Avukat Muhammed Ali Özdemir, Türkiye’de hızla artan kredi kartı kullanımının, bilinçsizce yapıldığında kişileri hem ekonomik hem de hukuki açıdan ciddi risklerle karşı karşıya bırakabileceği uyarısında bulundu.
Bankalararası Kart Merkezi verilerine göre 2025 Haziran ayı itibarıyla Türkiye’de kredi kartı sayısının 135 milyonu aştığını hatırlatan Özdemir, bu rakamın neredeyse her yetişkin bireyin en az bir karta sahip olduğunu gösterdiğini belirtti. Kredi kartlarının artık toplumsal bir gerçeklik haline geldiğini vurgulayan Özdemir, bu kolaylık aracının kontrolsüz kullanıldığında ciddi sonuçlara yol açabileceğine dikkat çekti.

Avukat Özdemir, “Kredi kartı, doğru kullanıldığında ödeme kolaylığı sağlayan bir araçtır. Ancak bilinçsiz kullanıldığında kişiyi özgürleştiren değil, borç yükü altına sokan bir zincire dönüşebilir” dedi.

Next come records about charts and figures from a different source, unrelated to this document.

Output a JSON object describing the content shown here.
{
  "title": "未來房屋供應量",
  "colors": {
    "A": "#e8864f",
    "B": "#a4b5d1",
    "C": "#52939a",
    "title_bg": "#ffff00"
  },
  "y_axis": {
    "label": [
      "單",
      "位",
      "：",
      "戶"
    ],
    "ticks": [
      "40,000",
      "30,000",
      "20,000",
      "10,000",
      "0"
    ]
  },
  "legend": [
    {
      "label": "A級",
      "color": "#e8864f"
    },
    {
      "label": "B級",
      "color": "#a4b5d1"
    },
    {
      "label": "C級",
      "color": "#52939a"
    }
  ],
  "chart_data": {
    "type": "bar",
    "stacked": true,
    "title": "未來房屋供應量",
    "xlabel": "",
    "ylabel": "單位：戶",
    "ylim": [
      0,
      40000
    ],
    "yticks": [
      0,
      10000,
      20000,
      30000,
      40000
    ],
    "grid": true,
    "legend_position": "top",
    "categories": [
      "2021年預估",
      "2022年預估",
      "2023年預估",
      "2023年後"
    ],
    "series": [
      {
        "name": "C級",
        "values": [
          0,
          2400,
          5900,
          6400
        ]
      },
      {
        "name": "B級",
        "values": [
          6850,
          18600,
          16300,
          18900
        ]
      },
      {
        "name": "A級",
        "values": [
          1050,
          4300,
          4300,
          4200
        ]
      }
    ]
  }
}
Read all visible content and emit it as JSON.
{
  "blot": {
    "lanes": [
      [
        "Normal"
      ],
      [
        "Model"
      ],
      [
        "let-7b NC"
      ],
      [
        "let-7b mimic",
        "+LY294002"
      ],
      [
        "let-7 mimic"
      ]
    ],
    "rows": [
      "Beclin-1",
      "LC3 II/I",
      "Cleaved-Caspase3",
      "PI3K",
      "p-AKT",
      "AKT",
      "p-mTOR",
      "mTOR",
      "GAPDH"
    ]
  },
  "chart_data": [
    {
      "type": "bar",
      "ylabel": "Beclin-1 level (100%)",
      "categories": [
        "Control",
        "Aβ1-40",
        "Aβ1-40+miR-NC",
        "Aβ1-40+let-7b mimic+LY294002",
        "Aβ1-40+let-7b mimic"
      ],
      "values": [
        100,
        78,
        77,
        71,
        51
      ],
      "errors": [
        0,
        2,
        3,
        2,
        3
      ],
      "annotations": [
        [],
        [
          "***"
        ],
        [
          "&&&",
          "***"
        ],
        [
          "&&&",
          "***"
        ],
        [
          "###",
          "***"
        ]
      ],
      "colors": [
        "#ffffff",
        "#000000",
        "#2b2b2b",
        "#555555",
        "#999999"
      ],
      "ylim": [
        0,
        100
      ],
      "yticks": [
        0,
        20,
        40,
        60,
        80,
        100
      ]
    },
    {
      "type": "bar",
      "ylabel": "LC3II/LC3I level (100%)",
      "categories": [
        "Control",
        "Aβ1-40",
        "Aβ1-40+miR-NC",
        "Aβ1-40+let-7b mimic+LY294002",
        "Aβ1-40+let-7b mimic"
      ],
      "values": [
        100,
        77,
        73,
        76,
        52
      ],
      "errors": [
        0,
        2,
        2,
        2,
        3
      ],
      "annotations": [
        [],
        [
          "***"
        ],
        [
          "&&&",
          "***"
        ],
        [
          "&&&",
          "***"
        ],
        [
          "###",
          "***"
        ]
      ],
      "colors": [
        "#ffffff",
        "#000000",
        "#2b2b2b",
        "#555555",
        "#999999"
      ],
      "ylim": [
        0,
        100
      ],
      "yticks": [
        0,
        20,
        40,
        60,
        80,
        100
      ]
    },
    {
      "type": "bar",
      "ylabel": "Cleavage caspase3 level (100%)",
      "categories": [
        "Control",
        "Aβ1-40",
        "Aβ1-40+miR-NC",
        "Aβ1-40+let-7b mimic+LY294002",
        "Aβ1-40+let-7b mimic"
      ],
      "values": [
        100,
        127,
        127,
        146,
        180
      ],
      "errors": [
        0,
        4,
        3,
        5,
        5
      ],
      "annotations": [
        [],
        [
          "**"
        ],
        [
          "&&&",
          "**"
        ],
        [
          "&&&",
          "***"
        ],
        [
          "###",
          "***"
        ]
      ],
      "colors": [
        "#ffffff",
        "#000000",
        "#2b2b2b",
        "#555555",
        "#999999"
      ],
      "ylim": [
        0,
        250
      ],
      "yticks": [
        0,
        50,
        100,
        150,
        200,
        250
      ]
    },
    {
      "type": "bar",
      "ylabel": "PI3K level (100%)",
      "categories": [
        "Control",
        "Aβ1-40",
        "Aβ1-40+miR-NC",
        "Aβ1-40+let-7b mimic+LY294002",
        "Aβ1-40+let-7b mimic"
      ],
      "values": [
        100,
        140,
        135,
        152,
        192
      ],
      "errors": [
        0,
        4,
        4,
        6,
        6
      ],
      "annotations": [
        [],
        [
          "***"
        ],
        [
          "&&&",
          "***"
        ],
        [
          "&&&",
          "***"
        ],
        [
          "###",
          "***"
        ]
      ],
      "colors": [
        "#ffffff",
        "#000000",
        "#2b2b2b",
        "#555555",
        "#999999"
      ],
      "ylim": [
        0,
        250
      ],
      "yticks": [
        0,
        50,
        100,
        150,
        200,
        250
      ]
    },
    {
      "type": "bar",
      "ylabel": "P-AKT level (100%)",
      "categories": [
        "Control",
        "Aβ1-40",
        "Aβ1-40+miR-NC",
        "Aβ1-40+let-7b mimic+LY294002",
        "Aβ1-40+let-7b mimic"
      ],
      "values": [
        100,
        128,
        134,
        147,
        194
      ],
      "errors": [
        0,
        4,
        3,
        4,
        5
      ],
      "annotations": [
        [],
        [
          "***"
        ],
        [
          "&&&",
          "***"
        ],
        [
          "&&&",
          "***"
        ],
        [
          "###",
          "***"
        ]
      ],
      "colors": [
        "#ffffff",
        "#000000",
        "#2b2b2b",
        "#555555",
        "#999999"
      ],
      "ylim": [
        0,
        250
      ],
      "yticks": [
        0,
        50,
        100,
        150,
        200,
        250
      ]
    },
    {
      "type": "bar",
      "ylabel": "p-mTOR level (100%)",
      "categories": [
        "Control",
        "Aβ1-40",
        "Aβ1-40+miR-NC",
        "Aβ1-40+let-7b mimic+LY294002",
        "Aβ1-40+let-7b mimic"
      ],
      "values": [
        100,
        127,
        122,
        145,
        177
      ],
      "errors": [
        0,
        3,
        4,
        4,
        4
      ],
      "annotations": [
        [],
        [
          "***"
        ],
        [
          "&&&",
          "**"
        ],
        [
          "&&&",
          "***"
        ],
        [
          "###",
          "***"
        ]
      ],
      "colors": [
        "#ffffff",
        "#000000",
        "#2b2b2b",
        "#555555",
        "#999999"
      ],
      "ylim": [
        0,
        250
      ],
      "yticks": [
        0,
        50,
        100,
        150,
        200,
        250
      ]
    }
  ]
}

BDDK’nın düzenlemelerine göre kredi kartı limitlerinin gelirle sınırlı olması gerektiğini hatırlatan Özdemir, uygulamada bankaların agresif politikaları nedeniyle, düşük gelirli bireylere dahi yüksek limitler tanımlanabildiğini belirtti. Bu durumun tüketici lehine gibi görünse de, aslında gelirle uyumsuz harcamaları artırarak kişisel borç sarmalını derinleştirdiğini ifade etti.
Kredi kartı borçlarının icra dosyalarındaki payına dikkat çeken Özdemir, “Türkiye’de icra dosyalarının önemli bir kısmı kredi kartı borçlarından kaynaklanıyor. Yüksek limitler, bireyleri iflasın eşiğine getirebilir” dedi.
Vatandaşlara bilinçli tüketim çağrısında bulunan Özdemir, şunları kaydetti:
“Asgari ödeme, borcun kapanması anlamına gelmez, tam tersine faizin katlanmasına neden olur. Harcamalar mutlaka gelire göre yapılmalı, uzun vadeli taksitlerden mümkün olduğunca kaçınılmalıdır. Kredi kartı, borçlanma değil, ödeme kolaylığı sağlayan bir araç olarak görülmelidir.”
Son olarak, borçların ödenmemesi halinde maaş haczi ve mal varlığına el koyma gibi ciddi hukuki sonuçlarla karşılaşılabileceğini hatırlatan Özdemir, mali ve hukuki bilinç oluşturmanın önemine vurgu yaptı.